Doğruluk Payı olarak üç yılı aşkın süredir gündemdeki konuları, açık kaynaklardan faydalanarak hazırladığımız içerikler ile değerlendiriyor ve takipçilerimizle paylaşıyoruz. Yayınladığımız içerikler, zaman içinde farklı temalar altında birikiyor ve geriye dönüp bakıldığında, anlamlı bir tablo görme olanağı sağlıyor. Örneğin, 2015 yılında Türkiye’de düzenlenen ve gündemindeki konulardan birisi de enerji güvenliği olan G-20 Liderler Zirvesi vesilesiyle hazırladığımız “Türkiye’nin Enerji Gündemi” raporu, siyasilerin enerji konusundaki farklı yaklaşımlarını ve resmi enerji politikasının önceliklerini bir arada incelememize olanak veren bir çalışma olmuştu.Doğruluk Payı editörleri olarak, bu kez de sitemizde biriken hukuk temalı içeriğe el attık. Bu derlemede son üç yılda doğruluğunu analiz ettiğimiz siyasi demeçleri ve hukuk odaklı tematik bültenleri, mümkünse yeni yayınlanan verilerle güncelleyerek bir araya getirdik. Çalışmamızda, Türkiye’de hukukun uygulanışı ve yargı kurumlarının durumunu dört alt başlık altında inceledik.Derlemenin birinci kısımda hukukun üstünlüğü kavramını ve Türkiye’yi bu alanda değerlendiren çalışmaları inceledik. İkinci kısımda Türkiye’de mahkemelerin durumuna odaklanarak yargıya intikal eden faili meçhul ve cinsel istismar konulu davaların yıllar içindeki seyrini değerlendirdik. Bunun yanı sıra, bireysel başvurunun önünün açıldığı 2012 yılından bu yana Anayasa Mahkemesine yapılan başvuruların profilini ve bununla bağlantılı olarak, aynı dönemde Avrupa İnsan Hakları Mahkemesine yapılan başvuruları da bu kısımda değerlendirdik. Devam eden üçüncü kısımda ise, Türkiye’de ve Avrupa’da devlet başkanına hakaret nedeniyle tutuklamalar konusuna odaklandık. Derlemenin dördüncü ve son kısmı ise, Türkiye’de vatandaşların yargıya duyduğu güven ve adli hizmetlerden memnuniyet konularında yapılmış araştırma sonuçlarına bakma olanağı sağlıyor.
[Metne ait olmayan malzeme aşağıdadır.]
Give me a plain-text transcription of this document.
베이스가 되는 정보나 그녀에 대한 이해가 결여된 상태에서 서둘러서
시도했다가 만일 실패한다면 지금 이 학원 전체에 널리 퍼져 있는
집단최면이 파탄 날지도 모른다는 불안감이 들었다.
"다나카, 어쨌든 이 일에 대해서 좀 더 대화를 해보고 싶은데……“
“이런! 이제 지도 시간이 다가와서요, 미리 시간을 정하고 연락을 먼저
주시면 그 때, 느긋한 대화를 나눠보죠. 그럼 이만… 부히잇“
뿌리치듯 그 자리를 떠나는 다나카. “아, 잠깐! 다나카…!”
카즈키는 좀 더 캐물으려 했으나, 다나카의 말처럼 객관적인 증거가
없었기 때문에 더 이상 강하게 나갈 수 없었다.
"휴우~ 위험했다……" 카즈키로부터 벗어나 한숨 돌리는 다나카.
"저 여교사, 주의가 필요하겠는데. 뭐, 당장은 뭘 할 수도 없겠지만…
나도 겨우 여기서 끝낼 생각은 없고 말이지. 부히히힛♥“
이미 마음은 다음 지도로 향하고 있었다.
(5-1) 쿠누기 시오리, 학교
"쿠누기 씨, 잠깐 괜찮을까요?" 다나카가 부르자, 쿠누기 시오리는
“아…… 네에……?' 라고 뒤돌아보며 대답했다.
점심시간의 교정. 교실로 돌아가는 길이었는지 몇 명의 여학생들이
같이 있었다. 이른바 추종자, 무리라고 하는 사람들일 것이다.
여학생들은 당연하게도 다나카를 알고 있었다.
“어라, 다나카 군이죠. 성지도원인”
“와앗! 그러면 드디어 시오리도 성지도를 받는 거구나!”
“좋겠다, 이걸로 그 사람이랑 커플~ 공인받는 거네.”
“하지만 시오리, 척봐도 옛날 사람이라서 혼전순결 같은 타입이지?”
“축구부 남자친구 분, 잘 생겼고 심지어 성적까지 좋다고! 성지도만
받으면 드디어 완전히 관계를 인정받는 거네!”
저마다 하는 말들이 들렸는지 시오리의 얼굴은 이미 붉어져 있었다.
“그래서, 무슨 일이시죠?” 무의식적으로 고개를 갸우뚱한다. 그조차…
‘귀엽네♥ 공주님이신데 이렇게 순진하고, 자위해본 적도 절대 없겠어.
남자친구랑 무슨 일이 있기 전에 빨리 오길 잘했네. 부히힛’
TÜRKİYE’DE HUKUKUN ÜSTÜNLÜĞÜ
İddia Sahibi: Gülay Yedekçiİddia: “Türkiye hukukun üstünlüğü konusunda 113 ülke arasında 99. sırada yer alıyor.”Doğruluk Payı: Doğruluk Payı vardır.
TBMM’de 6 Ocak 2016’da gerçekleştirilen Genel Kurul’da söz alan CHP İstanbul Milletvekili Gülay Yedekci Türkiye’nin hukukun üstünlüğü konusunda 113 ülke arasında 99. sırada olduğunu iddia etmişti. Yedekçi’nin demecini incelemiş ve iddiasında doğruluk payı olduğu sonucuna varmıştık.
Hukukun üstünlüğü kavramını, ayrımcılık yapmaksızın herkesin hukuk karşısında hesap verebilir olması ve hukuki sistemin yeteri kadar anlaşılır, tutarlı ve temel insan haklarıyla uyumlu olması olarak tanımlanabilir. Hukukun uygulanış biçimi ve araçlarının yanı sıra, hukuk uygulayıcılarının, yani hâkim ve savcıların da yeteri kadar kalifiye ve tarafsız olmaları da hukukun üstünlüğünü belirleyen faktörler olarak dikkate alınabilir.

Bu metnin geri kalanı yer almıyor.